In this study, numerical simulations were performed to compare the SAR and temperature distributions of different intraluminal heating techniques, regarding penetration depth and homogeneity of the temperature distribution. The modelled geometry represented the oesophagus surrounded by a block of tissue, but the results will be valid for other intraluminal/intracavitary tumour sites as well. A hot water balloon, a 434-MHz monopole, a 915-MHz dipole and a 27-MHz current source applicator were investigated. Incorporated water or air cooling was modelled to improve the thermal penetration depth of the microwave antennas. The monopole and dipole antennas were assumed to be constructed from a coaxial cable. There are several possibilities for designing a monopole or a dipole antenna, and a different design of the antennas could lead to different radiation patterns, so the results of this comparative study cannot be generalized directly to other antennas. However, properties as penetration depth and differences between water and air cooling will be valid for other antenna designs as well.
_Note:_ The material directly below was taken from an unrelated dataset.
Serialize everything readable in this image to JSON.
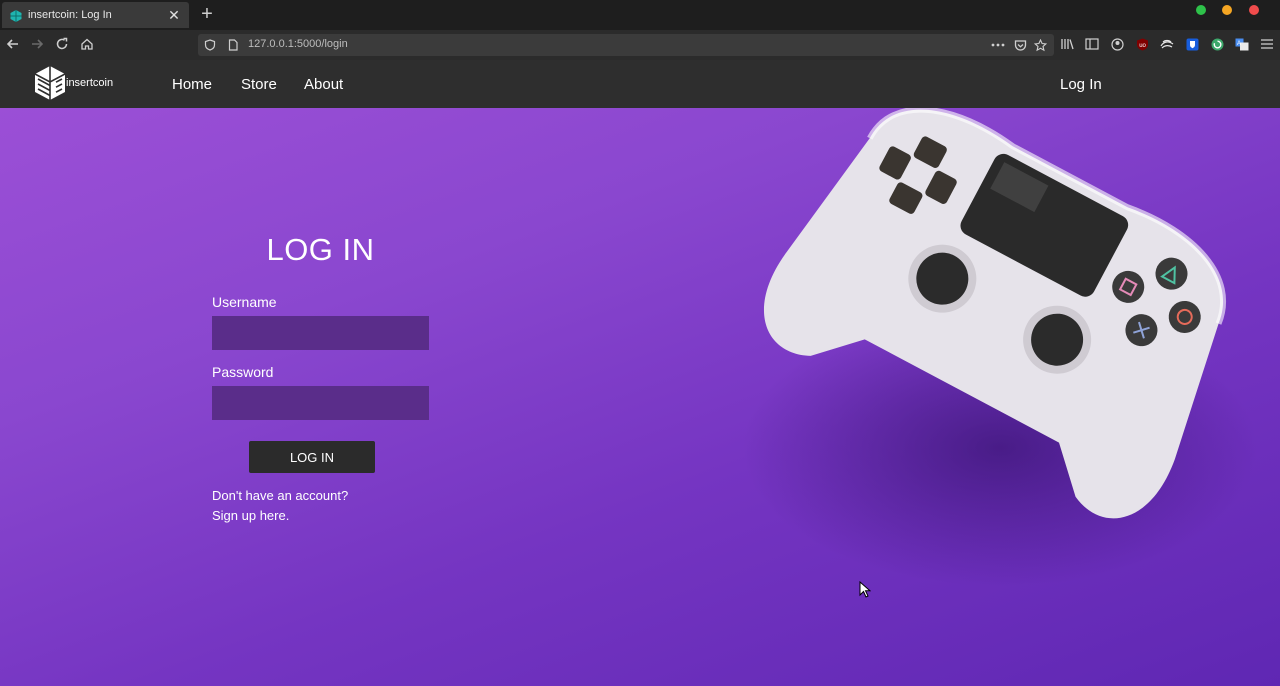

The performance of the microwave antennas depends on both the resonance length and proper impedance matching of the antenna to the generator system. The insertion depth of the microwave antennas generally has an impact on the reflection coefficient as well. In this case, however, oesophageal tumours are heated and the applicator and a large part of the coaxial feeding cable are inserted in the oesophagus. The total inserted length will generally be about 40 cm, so there is no tissue–air interface near the region of interest in contrast with interstitial hyperthermia. Thus, for the situation examined in this paper, the reflection coefficient will mainly be determined by the length of the coaxial cable, which connects the applicator to the generator system.
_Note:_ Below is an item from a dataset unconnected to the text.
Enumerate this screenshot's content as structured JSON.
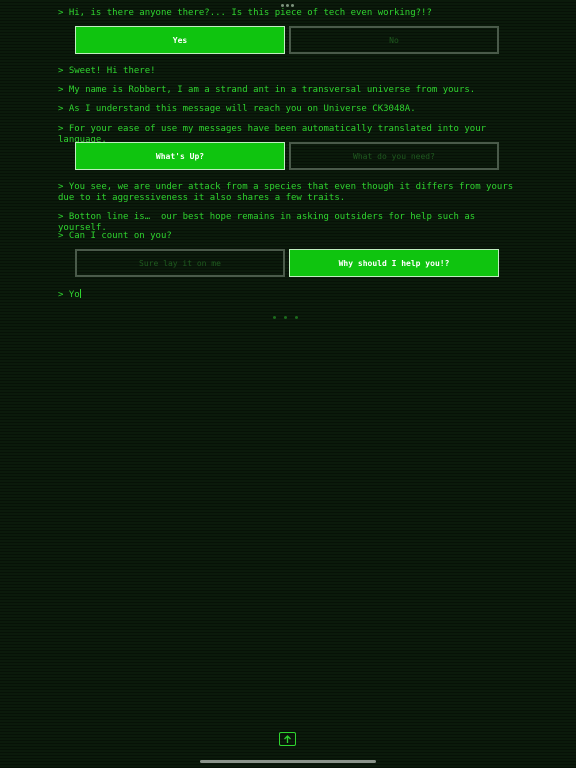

The resonance length is the length at which the antenna performs optimally for the applied frequency. In this study, the resonance length of the microwave applicators was determined using an analytical solution, which served as an estimate. The length of the modelled antennas was close to this theoretical length. An antenna can also be expected to perform well when designed slightly shorter or larger than the true optimal length. This is not the case if the antenna is completely off resonance.
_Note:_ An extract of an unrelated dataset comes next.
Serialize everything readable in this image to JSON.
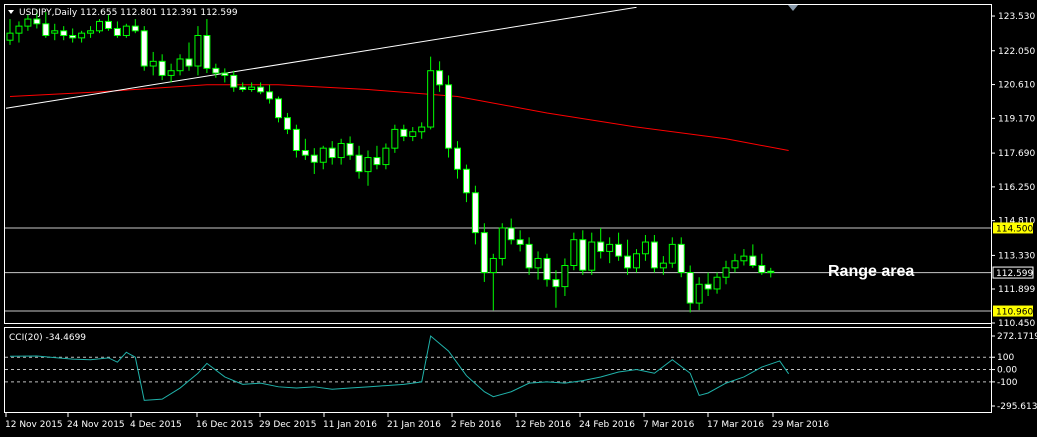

Matching of the antenna to the generator system is not relevant for the simulations presented in this study. The purpose of this study was to compare the general behaviour of several antennas, in terms of penetration depth and homogeneity of the temperature distribution. A nearly perfectly matched layer absorbing boundary condition was used to truncate the computational domain and the actual length of the coaxial cable was not incorporated in the simulations. This boundary condition was designed to absorb without reflection of the electromagnetic waves. In clinical practice impedance matching is important to minimize reflections over the coaxial cable. It provides a greater efficiency in power output, but does not alter the electromagnetic field and heating properties of the antennas as calculated in this study.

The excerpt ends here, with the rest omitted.